Pigg emphasizes that her two subjects are not necessarily typical (269); rather, they illustrate how materiality can become an active force in learning, as the material components of scenes in which writing takes place assume an “agentive” function, playing a role in how the writing unfolds (255). Simply urging students to develop study and time-management skills is inadequate when material conditions do not lend themselves to the kinds of learning strategies that make use of the new configuration of space enabled by technology (270). Factors such as a good laptop and easy physical access to spaces outside of the classroom privilege those who have them. Moreover, such spaces need to be not only physically easy to access, but also psychically available, because not all spaces are equally welcoming to all students (262). Writers must be able to appropriate space to accommodate notebooks, books, and computers (268). Environments where studying is the norm also facilitate academic focus (260).
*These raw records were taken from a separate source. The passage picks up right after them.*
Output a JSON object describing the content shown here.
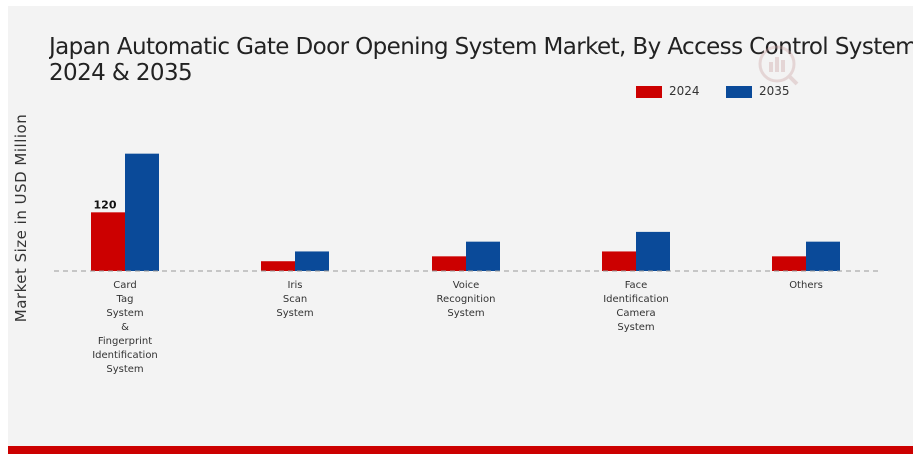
{
  "chart_data": {
    "type": "bar",
    "title_lines": [
      "Japan Automatic Gate Door Opening System Market, By Access Control System",
      "2024 & 2035"
    ],
    "ylabel": "Market Size in USD Million",
    "xlabel": "",
    "categories": [
      [
        "Card",
        "Tag",
        "System",
        "&",
        "Fingerprint",
        "Identification",
        "System"
      ],
      [
        "Iris",
        "Scan",
        "System"
      ],
      [
        "Voice",
        "Recognition",
        "System"
      ],
      [
        "Face",
        "Identification",
        "Camera",
        "System"
      ],
      [
        "Others"
      ]
    ],
    "series": [
      {
        "name": "2024",
        "color": "#cc0000",
        "values": [
          120,
          20,
          30,
          40,
          30
        ]
      },
      {
        "name": "2035",
        "color": "#0a4a99",
        "values": [
          240,
          40,
          60,
          80,
          60
        ]
      }
    ],
    "data_labels": [
      {
        "series": 0,
        "index": 0,
        "text": "120"
      }
    ],
    "ylim": [
      0,
      360
    ],
    "baseline": "dashed",
    "grid": false,
    "legend_position": "top-right"
  }
}
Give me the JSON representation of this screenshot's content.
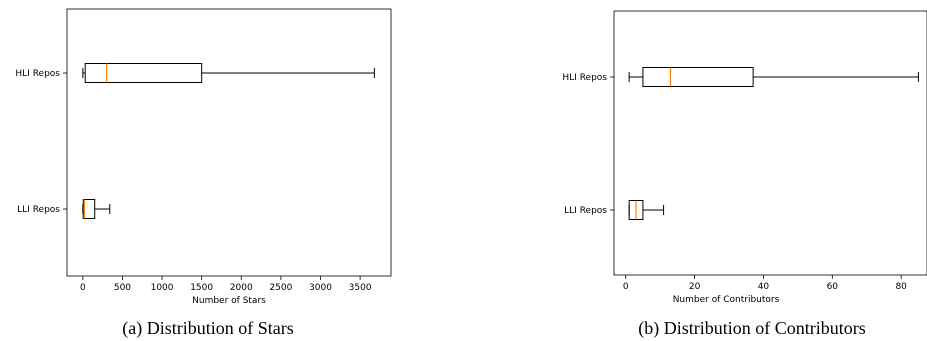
{
  "chart_data": [
    {
      "type": "boxplot",
      "orientation": "horizontal",
      "caption": "(a) Distribution of Stars",
      "xlabel": "Number of Stars",
      "ylabel": "",
      "xlim": [
        -200,
        3890
      ],
      "xticks": [
        0,
        500,
        1000,
        1500,
        2000,
        2500,
        3000,
        3500
      ],
      "xtick_labels": [
        "0",
        "500",
        "1000",
        "1500",
        "2000",
        "2500",
        "3000",
        "3500"
      ],
      "grid": false,
      "series": [
        {
          "category": "HLI Repos",
          "whisker_low": 0,
          "q1": 30,
          "median": 300,
          "q3": 1500,
          "whisker_high": 3680
        },
        {
          "category": "LLI Repos",
          "whisker_low": 0,
          "q1": 5,
          "median": 20,
          "q3": 150,
          "whisker_high": 340
        }
      ]
    },
    {
      "type": "boxplot",
      "orientation": "horizontal",
      "caption": "(b) Distribution of Contributors",
      "xlabel": "Number of Contributors",
      "ylabel": "",
      "xlim": [
        -3.4,
        87.5
      ],
      "xticks": [
        0,
        20,
        40,
        60,
        80
      ],
      "xtick_labels": [
        "0",
        "20",
        "40",
        "60",
        "80"
      ],
      "grid": false,
      "series": [
        {
          "category": "HLI Repos",
          "whisker_low": 1,
          "q1": 5,
          "median": 13,
          "q3": 37,
          "whisker_high": 85
        },
        {
          "category": "LLI Repos",
          "whisker_low": 1,
          "q1": 1,
          "median": 3,
          "q3": 5,
          "whisker_high": 11
        }
      ]
    }
  ],
  "colors": {
    "median": "#ff7f0e",
    "box": "#000000"
  }
}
Pigg contends that most scholarship of writing processes has addressed the cognitive, internal aspects of composing and the effects of the devices themselves (254, 268); the effects of student processes may visible, but with the changing landscape, the processes themselves may be lost (271). She argues that increased study of how the negotiation of space and technology interacts with literacy practices can enable compositionists to become more active in efforts to construct appropriate spaces where all students can establish a fruitful version of what Kazys Varnelis and Anne Friedburg call a “mobile sense of place” (qtd. in Pigg 253, 270-71).